Bench2Bedside:
Chimeric Antigen Receptor (CAR) T-cell therapy has achieved remarkable clinical milestones, yet widespread adoption remains a challenge. How do you view the current landscape and its main limitations?

Haifeng Chen Ph.D., CEO of AAVivo, Inc.:
For decades, oncology researchers have chased therapies with greater and greater precision while also recognizing the need for treatments with the persistence of the immune system itself. The advent of CAR T-cell therapy has represented a major step towards this goal; we have seen patients with terminal, refractory B-cell malignancies walk out of hospitals in complete remission.

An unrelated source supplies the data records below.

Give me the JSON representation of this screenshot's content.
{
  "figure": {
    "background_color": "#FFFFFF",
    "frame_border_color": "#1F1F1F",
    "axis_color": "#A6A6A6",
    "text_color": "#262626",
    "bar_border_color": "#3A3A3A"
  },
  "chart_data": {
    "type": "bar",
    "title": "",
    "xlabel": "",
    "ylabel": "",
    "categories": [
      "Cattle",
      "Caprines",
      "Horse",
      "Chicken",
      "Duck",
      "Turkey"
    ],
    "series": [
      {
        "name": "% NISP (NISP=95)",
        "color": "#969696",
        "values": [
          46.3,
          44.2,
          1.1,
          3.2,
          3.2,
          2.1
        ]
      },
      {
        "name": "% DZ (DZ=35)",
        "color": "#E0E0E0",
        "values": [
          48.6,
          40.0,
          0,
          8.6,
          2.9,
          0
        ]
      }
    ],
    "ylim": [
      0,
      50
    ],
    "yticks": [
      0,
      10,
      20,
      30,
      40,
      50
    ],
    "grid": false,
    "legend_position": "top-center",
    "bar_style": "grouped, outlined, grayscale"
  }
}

However, the current design of CAR-T therapy is a logistical masterpiece but a commercial and clinical bottleneck. We believe that the complexities inherent to these ex vivo (outside the body) cell therapies will continue to limit meaningful scale. In order to take these treatments to the next level, where they can truly impact patients across our healthcare system, we must democratize these technologies.

B2B:
Could you walk us through the specific technical and logistical challenges that make the traditional ex vivo “vein-to-vein” journey so fragile?

Chen:
Generating CAR-T therapies is a marvel of bio-engineering, but it is also incredibly fragile. The process begins with apheresis, where a patient’s T-cells are extracted, frozen, and shipped to a centralized manufacturing facility, often thousands of miles away. There, scientists reprogram the cells to recognize cancer before expanding them into the millions and shipping them back for re-infusion.

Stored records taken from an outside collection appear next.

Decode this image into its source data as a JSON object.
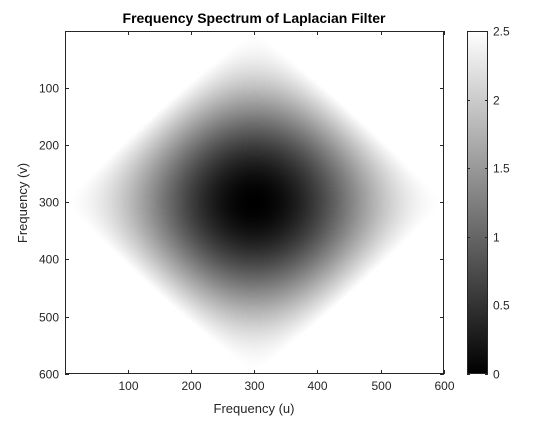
{
  "chart_data": {
    "type": "heatmap",
    "title": "Frequency Spectrum of Laplacian Filter",
    "xlabel": "Frequency (u)",
    "ylabel": "Frequency (v)",
    "colormap": "gray",
    "xlim": [
      1,
      600
    ],
    "ylim": [
      1,
      600
    ],
    "y_direction": "reverse",
    "x_ticks": [
      100,
      200,
      300,
      400,
      500,
      600
    ],
    "y_ticks": [
      100,
      200,
      300,
      400,
      500,
      600
    ],
    "center": [
      300,
      300
    ],
    "center_value": 0,
    "peak_value": 2.5,
    "colorbar": {
      "clim": [
        0,
        2.5
      ],
      "ticks": [
        0,
        0.5,
        1,
        1.5,
        2,
        2.5
      ],
      "tick_labels": [
        "0",
        "0.5",
        "1",
        "1.5",
        "2",
        "2.5"
      ],
      "location": "right"
    }
  }
}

This “vein-to-vein” journey is fraught with challenges. Because many cancer patients are in a race against time, the three-to-four-week manufacturing process may be too long as they face rapidly progressing, late-stage cancers. Additionally, because these treatments are a customized “living drug” for one specific person, there are no economies of scale. Drugmakers are essentially running boutique shops in an industry that demands global supply chains.

B2B:
Beyond the logistics, the financial burden of these therapies is a frequent point of criticism. What is the true cost of the current model?

Chen:
The costs of custom treatments are prohibitive. The price tag for a single dose can exceed $400,000, and this does not include the intensive hospital stays required for lymphodepletion and patient monitoring. This economic model makes it incredibly difficult for health systems to sustainably adopt and scale these therapies to everyone who needs them.

B2B:
To solve these bottlenecks, you have advocated for an in vivo mindset. What does that paradigm shift look like in practice?

Chen:
Key to this effort will be a transition to an in vivo mindset, in which we stop treating the patient’s body as a passive recipient and start treating it as the world’s most sophisticated bioreactor. At AAVivo, we believe the future of patient-centered cell therapies that health systems can embrace won’t be in a cleanroom thousands of miles away from the patient. Rather, they will be hyper-local, targeting the generation of therapeutic cells directly within the patient’s own lymphatic system.

B2B:
Ultimately, how does shifting the focus from centralized manufacturing to in vivo engineering change the future of oncology?

Chen:
It shifts the entire paradigm from a manufacturing problem to an engineering solution. By moving the reprogramming process inside the body, we can bypass the costly, lengthy, and risky external manufacturing supply chain entirely. This approach has the potential to transform CAR-T from a rare, bespoke luxury into an accessible, off-the-shelf reality for patients worldwide.